Now that's a risky subject — a black woman, sympathetically portrayed, trying to escape a threatening whirlpool of what used to be called black heritage. Jomandi took a small beating at the box office. The company also fielded some complaints from the black audience. But — and Jones and Jackson feel this was their highest praise — some people remarked that the play had made them think, that they just hadn't seen things that way before, and they were grateful.

 

That's the challenge that Jomandi pursues. The idea is to engage the audience, or failing that, at least get them to consider what Jomandi is saying. Of course, that might mean opening avenues of discussion that people really don't want to pursue. It might mean openly criticizing some aspect of the black community or lifestyle, as in 21st Century Outs & Back. But Jomandi recognizes the importance of self-criticism, despite the pain, because that critical eye frees the black community from the yoke of being judged from a white point of view.

Some people think of black theater as falling into two categories: plays (usually upbeat musicals) which cheerlead the black experience, and dramas (usually depressing) which chronicle the unjust victimization of the black people. Much of this, but not all of it, is true. Playwrights like Ed Bullins and Lorraine Hansberry have laid the ground work for something else, a theater that reaches beyond narcosis and despair.

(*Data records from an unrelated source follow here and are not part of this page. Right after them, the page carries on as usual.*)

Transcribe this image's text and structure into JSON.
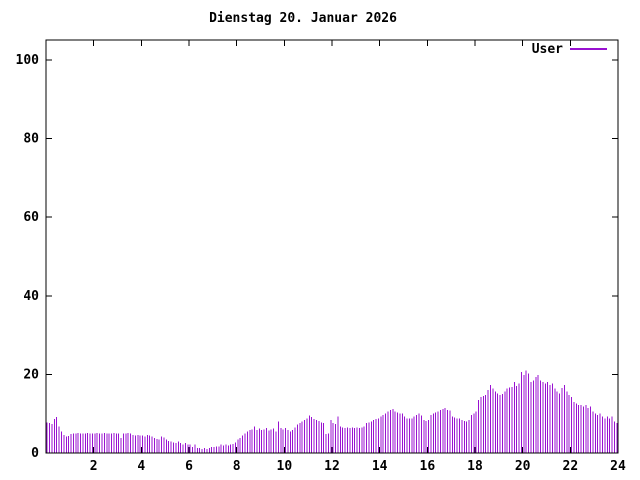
{
  "chart": {
    "title": "Dienstag 20. Januar 2026",
    "legend_label": "User"
  },
  "chart_data": {
    "type": "bar",
    "title": "Dienstag 20. Januar 2026",
    "series_name": "User",
    "x_unit": "hour_of_day",
    "sample_interval_hours": 0.1,
    "xlim": [
      0,
      24
    ],
    "ylim": [
      0,
      105
    ],
    "x_ticks": [
      2,
      4,
      6,
      8,
      10,
      12,
      14,
      16,
      18,
      20,
      22,
      24
    ],
    "y_ticks": [
      0,
      20,
      40,
      60,
      80,
      100
    ],
    "grid": false,
    "legend_position": "top-right",
    "bar_color": "#9911d1",
    "axis_color": "#000000",
    "values": [
      7.7,
      7.6,
      7.4,
      8.6,
      9.1,
      6.7,
      5.5,
      4.6,
      4.2,
      4.3,
      4.8,
      5.0,
      4.9,
      5.1,
      5.0,
      4.9,
      5.0,
      5.1,
      4.9,
      5.0,
      5.0,
      5.1,
      4.9,
      5.0,
      5.1,
      5.0,
      4.9,
      5.0,
      5.1,
      5.0,
      4.9,
      3.8,
      5.0,
      4.9,
      5.1,
      5.0,
      4.6,
      4.4,
      4.6,
      4.5,
      4.4,
      4.2,
      4.6,
      4.4,
      4.2,
      3.8,
      3.6,
      3.4,
      4.2,
      4.0,
      3.4,
      3.0,
      2.9,
      2.7,
      2.5,
      2.9,
      2.5,
      2.1,
      2.5,
      2.1,
      2.1,
      1.5,
      2.1,
      1.3,
      1.3,
      1.0,
      1.3,
      1.0,
      1.3,
      1.5,
      1.5,
      1.7,
      1.7,
      2.1,
      1.9,
      2.1,
      1.9,
      2.1,
      2.3,
      2.7,
      3.4,
      3.8,
      4.4,
      5.0,
      5.5,
      5.8,
      6.0,
      6.7,
      5.9,
      6.2,
      5.8,
      6.0,
      6.3,
      5.7,
      6.0,
      6.2,
      5.5,
      8.0,
      6.3,
      6.0,
      6.3,
      5.8,
      5.5,
      5.9,
      6.5,
      7.2,
      7.6,
      8.0,
      8.4,
      8.8,
      9.5,
      9.2,
      8.6,
      8.4,
      8.2,
      7.8,
      7.6,
      4.8,
      5.0,
      8.4,
      7.6,
      7.4,
      9.3,
      6.7,
      6.5,
      6.3,
      6.5,
      6.3,
      6.5,
      6.3,
      6.5,
      6.3,
      6.5,
      6.7,
      7.6,
      7.8,
      8.0,
      8.4,
      8.6,
      8.8,
      9.3,
      9.7,
      10.1,
      10.5,
      11.0,
      11.2,
      10.5,
      10.3,
      10.1,
      10.0,
      9.3,
      8.8,
      8.8,
      8.8,
      9.3,
      9.7,
      10.0,
      9.5,
      8.4,
      8.2,
      8.4,
      9.7,
      10.1,
      10.3,
      10.5,
      11.0,
      11.2,
      11.5,
      11.0,
      10.8,
      9.3,
      9.0,
      8.8,
      8.8,
      8.4,
      8.2,
      8.0,
      8.4,
      9.7,
      10.1,
      10.5,
      13.5,
      14.3,
      14.5,
      14.7,
      16.0,
      17.3,
      16.4,
      15.6,
      15.2,
      14.7,
      15.0,
      15.6,
      16.4,
      16.7,
      16.8,
      18.1,
      17.0,
      17.7,
      20.6,
      19.8,
      21.0,
      20.2,
      18.1,
      18.5,
      19.4,
      19.8,
      18.5,
      18.1,
      17.7,
      18.1,
      17.3,
      17.7,
      16.4,
      15.6,
      15.2,
      16.6,
      17.3,
      15.6,
      14.7,
      14.3,
      13.0,
      12.6,
      12.2,
      12.2,
      11.8,
      12.2,
      11.4,
      11.8,
      10.5,
      10.1,
      9.7,
      10.1,
      9.3,
      8.8,
      9.3,
      8.8,
      9.3,
      8.0,
      7.6
    ]
  }
}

Black theater could offer the black community more than simple recognition that it does exist. "Theater could draw from the life and blood of the black community," Jones argues. In examining the specifics and nuances of human relationships, theater explores the hows and whys of existence. Most of all, theater can be a humanizing medium. That is, when a play' s investigation of the human condition is more than skin deep, the findings are universal — good for blacks, good for whites, good for all of us together.

That's the kind of theater that Jomandi wants to be.

Not that tt isn't. On its last tour of Voices in the Rain, audience participation once stretched the running time of the show from the usual 45 minutes to an hour and a half. Jones's "street blood" characterization rallied a good bit of audience feedback. And Jackson's fundamentalist preacher's monologue had the audience shouting "amens" and humming in chorus, just like at a Sunday morning service.

Jomandi's greatest problem, a problem, incidentally, shared by all of Atlanta's theaters, is its lack of a strong, visionary director. Its productions don't have the focus provided by one mind/one director. Instead, Jomandi operates on a collaborative basis, capitalizing on the various talents in the company, adapting to one another's contributions. In the process, the company struggles to develop a working vocabulary for its art, trying to capitalize on its diversity. Jomandi's shows don't have a smooth homogeneity, but they do bristle with the enthusiasm of creation.

It's hard to write about the future, and harder to build a bridge to it. Artistically, Jomandi is healthy and growing. It has had to put more ambitious plans on hold, however, until it can gather more personnel and funds. Funding is erratic. Atlanta and Fulton County governments have largely black administrations, which doesn't hurt when arts grants are doled out. But the economy of Atlanta is still in white hands, and corporate sponsors are wooed only by proof that a theater has a large audience, preferably one that drinks Coca-Cola. (Coke maintains its corporate headquarters in Atlanta.)

So if Jomandi thrives, it will be because it produces quality theater. That is, of course, if quality theater has an audience. If it does, it's probably made up of quality people. And quality people, no doubt, are curious, able to withstand and generate change, and unwilling to let racism stand between them and a good time.